Following a difficult week for the government, Friday’s news that Greece has returned to growth following a protracted recession was welcomed enthusiastically by Prime Minister Antonis Samaras who declared, “Greece is back.”
The economy grew by 1.7 percent of gross domestic product on a non-seasonally adjusted basis in the third quarter compared to last year, according to figures released by the Hellenic Statistical Authority (ELSTAT). This puts Greece on course to achieve the 0.6 percent growth that the government has predicted for this year.
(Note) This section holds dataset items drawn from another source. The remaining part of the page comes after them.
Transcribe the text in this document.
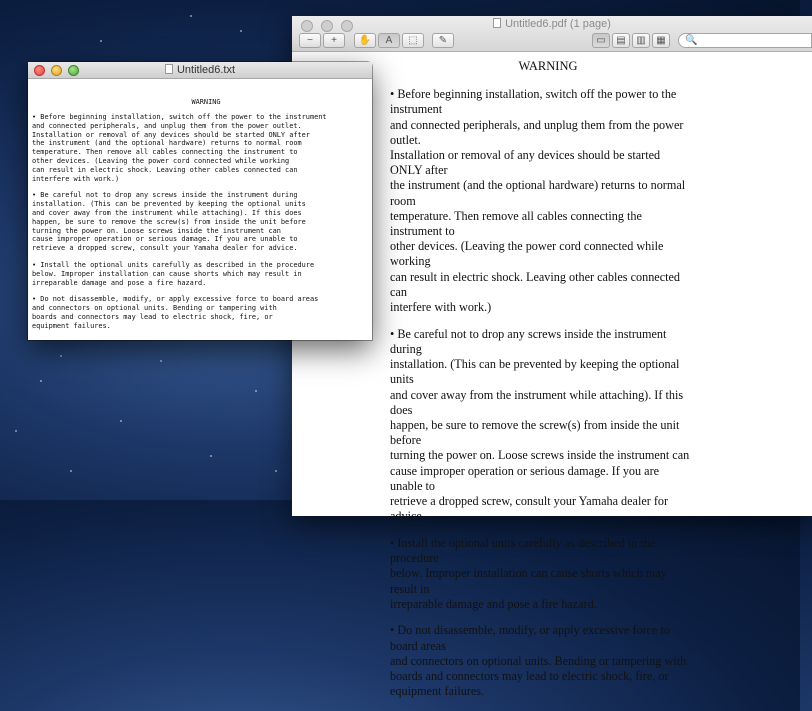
Untitled6.pdf (1 page)
−	+	✋	A	⬚	✎	▭	▤	▥	▦	🔍
WARNING
• Before beginning installation, switch off the power to the instrument
and connected peripherals, and unplug them from the power outlet.
Installation or removal of any devices should be started ONLY after
the instrument (and the optional hardware) returns to normal room
temperature. Then remove all cables connecting the instrument to
other devices. (Leaving the power cord connected while working
can result in electric shock. Leaving other cables connected can
interfere with work.)
• Be careful not to drop any screws inside the instrument during
installation. (This can be prevented by keeping the optional units
and cover away from the instrument while attaching). If this does
happen, be sure to remove the screw(s) from inside the unit before
turning the power on. Loose screws inside the instrument can
cause improper operation or serious damage. If you are unable to
retrieve a dropped screw, consult your Yamaha dealer for advice.
• Install the optional units carefully as described in the procedure
below. Improper installation can cause shorts which may result in
irreparable damage and pose a fire hazard.
• Do not disassemble, modify, or apply excessive force to board areas
and connectors on optional units. Bending or tampering with
boards and connectors may lead to electric shock, fire, or
equipment failures.
Untitled6.txt
WARNING
• Before beginning installation, switch off the power to the instrument
and connected peripherals, and unplug them from the power outlet.
Installation or removal of any devices should be started ONLY after
the instrument (and the optional hardware) returns to normal room
temperature. Then remove all cables connecting the instrument to
other devices. (Leaving the power cord connected while working
can result in electric shock. Leaving other cables connected can
interfere with work.)
• Be careful not to drop any screws inside the instrument during
installation. (This can be prevented by keeping the optional units
and cover away from the instrument while attaching). If this does
happen, be sure to remove the screw(s) from inside the unit before
turning the power on. Loose screws inside the instrument can
cause improper operation or serious damage. If you are unable to
retrieve a dropped screw, consult your Yamaha dealer for advice.
• Install the optional units carefully as described in the procedure
below. Improper installation can cause shorts which may result in
irreparable damage and pose a fire hazard.
• Do not disassemble, modify, or apply excessive force to board areas
and connectors on optional units. Bending or tampering with
boards and connectors may lead to electric shock, fire, or
equipment failures.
Data published on a seasonally adjusted basis showed that the economy had actually returned to growth earlier this year on a quarterly basis, expanding by 0.8 percent in the first quarter – the first time the economy has expanded since the second quarter of 2009. It then grew 0.3 percent in the second quarter and 0.7 percent in the third quarter on the back of a strong tourism season.
“We promised you that the country would come out of the tunnel of a recession and that is a reality now,” Samaras said in a statement. “This was the fastest growth for the quarter in the whole eurozone. All those who doubted have been proved categorically wrong.”
Acknowledging that the impact of Greece’s return to growth will not felt by many Greeks yet, Samaras promised faster growth and that “no Greek will be left behind.”
The news of Greece’s emergence from recession arrived amid a tug of war at the Finance Ministry. It was made public Friday that the responsibility for tax matters will pass from Finance Minister Gikas Hardouvelis to Deputy Finance Minister Giorgos Mavraganis. The decision was published in the Government Gazette.
The move comes in the wake of several government own goals over tax issues, including the single property tax (ENFIA) and the new payment plan for tax arrears, which had to be amended Friday.
Sources, however, told Kathimerini that there has been friction within the ministry in recent weeks as Hardouvelis has attempted to increase his powers ahead of a new organizational chart for the ministry being drawn up. The latest development suggests that minister will not secure any major changes in the allocation of responsibilities.